What Would You Do if You Discovered?
By: Rabbi Barak Bar-Chaim
The following discussion arose at a Shabbat dinner I attended twenty years ago. According to Jewish law, a person is defined as Jewish if he/she is born to a Jewish mother. A person not born to a Jewish mother can become Jewish by undergoing a conversion process. The question posed at the Shabbat table was: What would you do if you somehow discovered that you were not Jewish?
Our Shabbat host, a Rabbi, stated that he would opt not to convert to Judaism. He explained that Judaism believes that all human beings are commanded to observe the seven Noachide laws. Judaism does not believe that, in order to get salvation or be saved from hell, one needs to convert to Judaism. Anyone keeping the seven Noachide laws, which God instructed in the Torah, is considered a righteous person. He went on to explain that keeping all the laws of the Torah and being Jewish was a tremendous responsibility. Given the choice, he would opt for less responsibility and an easier lifestyle.
Having posed the question to a number of people over the years, I have come across a number of different approaches. Some concur with my Rabbi host that they would not convert, others say they would ask their Rabbi’s advice, and others say they would immediately undergo a conversion. Another common approach is the Sabbatical approach – take a year off to enjoy cheeseburgers, etc. – and then convert to Judaism.
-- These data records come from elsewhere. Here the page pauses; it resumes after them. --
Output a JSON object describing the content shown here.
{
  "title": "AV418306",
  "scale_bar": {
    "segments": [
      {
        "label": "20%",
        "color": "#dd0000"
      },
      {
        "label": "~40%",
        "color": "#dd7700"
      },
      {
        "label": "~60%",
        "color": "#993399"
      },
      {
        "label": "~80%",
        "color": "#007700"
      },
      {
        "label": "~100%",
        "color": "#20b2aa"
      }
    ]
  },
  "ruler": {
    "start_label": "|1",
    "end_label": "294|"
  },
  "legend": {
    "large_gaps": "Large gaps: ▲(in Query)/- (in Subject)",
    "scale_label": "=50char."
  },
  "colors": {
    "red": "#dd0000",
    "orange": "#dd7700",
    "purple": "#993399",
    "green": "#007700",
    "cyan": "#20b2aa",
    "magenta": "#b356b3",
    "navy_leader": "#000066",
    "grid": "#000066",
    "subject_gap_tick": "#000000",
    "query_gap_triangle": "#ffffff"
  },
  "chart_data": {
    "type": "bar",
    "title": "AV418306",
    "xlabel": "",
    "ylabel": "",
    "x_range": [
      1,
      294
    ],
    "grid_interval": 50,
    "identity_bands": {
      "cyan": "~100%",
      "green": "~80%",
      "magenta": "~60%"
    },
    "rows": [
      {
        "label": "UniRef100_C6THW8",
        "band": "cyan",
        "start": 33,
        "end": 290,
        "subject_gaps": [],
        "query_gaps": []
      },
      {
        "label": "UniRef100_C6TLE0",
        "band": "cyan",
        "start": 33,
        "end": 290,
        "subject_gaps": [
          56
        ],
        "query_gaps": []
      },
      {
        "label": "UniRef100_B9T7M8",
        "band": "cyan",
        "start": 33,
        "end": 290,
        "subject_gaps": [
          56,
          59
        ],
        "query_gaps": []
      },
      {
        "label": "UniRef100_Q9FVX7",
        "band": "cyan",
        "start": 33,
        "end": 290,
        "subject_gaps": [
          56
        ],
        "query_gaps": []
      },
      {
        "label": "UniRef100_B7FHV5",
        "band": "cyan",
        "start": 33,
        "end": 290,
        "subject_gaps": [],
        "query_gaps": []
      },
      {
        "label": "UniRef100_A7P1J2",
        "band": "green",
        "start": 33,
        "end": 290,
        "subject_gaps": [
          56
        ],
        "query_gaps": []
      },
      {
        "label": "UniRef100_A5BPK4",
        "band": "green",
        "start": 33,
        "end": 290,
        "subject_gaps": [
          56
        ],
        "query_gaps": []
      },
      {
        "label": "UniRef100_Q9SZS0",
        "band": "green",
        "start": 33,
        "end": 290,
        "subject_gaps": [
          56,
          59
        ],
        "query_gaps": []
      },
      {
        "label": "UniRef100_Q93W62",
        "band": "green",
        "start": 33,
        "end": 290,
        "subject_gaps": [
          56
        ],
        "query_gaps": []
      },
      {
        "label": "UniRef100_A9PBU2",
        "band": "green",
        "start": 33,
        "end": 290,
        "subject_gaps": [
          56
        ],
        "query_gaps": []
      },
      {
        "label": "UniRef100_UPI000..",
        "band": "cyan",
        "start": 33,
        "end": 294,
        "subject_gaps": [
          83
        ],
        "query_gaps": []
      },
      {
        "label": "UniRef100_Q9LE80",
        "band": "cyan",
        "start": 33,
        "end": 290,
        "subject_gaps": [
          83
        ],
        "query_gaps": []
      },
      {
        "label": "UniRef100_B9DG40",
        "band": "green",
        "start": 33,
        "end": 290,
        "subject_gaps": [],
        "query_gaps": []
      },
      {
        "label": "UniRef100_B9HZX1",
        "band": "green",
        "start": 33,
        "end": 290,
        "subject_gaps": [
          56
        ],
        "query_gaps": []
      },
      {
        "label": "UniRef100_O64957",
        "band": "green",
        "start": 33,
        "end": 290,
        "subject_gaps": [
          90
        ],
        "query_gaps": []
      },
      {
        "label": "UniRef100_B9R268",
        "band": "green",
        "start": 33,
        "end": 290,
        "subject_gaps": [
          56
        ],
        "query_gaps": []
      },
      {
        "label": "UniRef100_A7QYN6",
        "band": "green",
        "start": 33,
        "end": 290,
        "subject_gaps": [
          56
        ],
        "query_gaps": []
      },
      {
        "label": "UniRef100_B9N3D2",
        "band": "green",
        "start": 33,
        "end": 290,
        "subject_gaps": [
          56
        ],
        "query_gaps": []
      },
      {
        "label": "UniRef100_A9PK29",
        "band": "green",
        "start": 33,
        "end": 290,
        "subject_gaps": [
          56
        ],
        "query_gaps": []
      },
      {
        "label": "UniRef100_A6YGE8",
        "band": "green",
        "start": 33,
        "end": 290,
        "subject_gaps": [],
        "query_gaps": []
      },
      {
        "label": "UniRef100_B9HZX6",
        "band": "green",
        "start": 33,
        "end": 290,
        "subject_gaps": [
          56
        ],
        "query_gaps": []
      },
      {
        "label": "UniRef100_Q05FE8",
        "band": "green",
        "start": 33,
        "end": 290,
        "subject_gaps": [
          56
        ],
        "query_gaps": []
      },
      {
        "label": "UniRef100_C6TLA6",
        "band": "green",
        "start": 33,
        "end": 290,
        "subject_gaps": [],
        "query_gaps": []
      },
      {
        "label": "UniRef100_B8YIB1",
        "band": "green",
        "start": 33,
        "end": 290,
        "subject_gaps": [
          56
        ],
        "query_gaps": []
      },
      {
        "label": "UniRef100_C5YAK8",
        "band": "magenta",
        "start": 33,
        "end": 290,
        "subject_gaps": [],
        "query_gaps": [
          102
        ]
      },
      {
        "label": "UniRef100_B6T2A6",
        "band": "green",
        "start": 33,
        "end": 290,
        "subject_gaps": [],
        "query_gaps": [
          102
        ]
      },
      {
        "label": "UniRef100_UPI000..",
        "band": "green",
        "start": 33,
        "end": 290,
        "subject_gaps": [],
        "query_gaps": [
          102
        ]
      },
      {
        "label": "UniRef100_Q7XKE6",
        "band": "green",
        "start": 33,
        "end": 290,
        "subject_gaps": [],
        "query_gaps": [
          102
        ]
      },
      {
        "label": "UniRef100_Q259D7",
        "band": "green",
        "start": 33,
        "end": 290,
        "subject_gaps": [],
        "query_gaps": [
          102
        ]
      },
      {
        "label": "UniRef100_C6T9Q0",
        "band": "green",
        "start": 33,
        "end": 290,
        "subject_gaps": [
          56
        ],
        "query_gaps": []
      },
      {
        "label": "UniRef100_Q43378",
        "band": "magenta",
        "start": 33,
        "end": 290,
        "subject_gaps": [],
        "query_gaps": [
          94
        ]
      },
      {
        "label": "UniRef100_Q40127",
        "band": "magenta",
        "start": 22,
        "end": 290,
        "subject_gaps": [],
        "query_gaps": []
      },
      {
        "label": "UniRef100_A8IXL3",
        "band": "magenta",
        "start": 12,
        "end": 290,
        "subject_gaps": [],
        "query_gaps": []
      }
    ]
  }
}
In order to bring the Korban Pesach, the Pascal lamb offering, one is required to be free of impurity. There were a number of people who had come into contact with a dead body and were, therefore, not able to offer the Pascal lamb on Pesach. They approached Moses saying: “We are ritually unclean [because of contact] with a dead person; [but] why should we be excluded so as not to bring the offering of the Lord in its appointed time, with all the children of Israel?” Moses then requested clarification from God. God commanded them to bring the Pascal lamb offering one month later, on the day we call Pesach Sheni (Second Pesach).
Although these Jews were technically exempt from fulfilling the mitzvah of the Pascal lamb, they were disturbed by the fact that they could not fulfill the mitzvah. They viewed God’s commandment as a privilege and not simply as an obligation. I am quite sure that given the dilemma described above, these people would have demanded to be converted instantly.
There is no doubt that being Jewish (or a Jew) carries tremendous responsibilities. The question boils down to our attitude. Do we view being Jewish predominantly as an obligation or predominantly as a privilege? Pesach Sheni teaches us to aspire to the lofty attitude that each divine command is not simply an obligation but, indeed, an awesome privilege!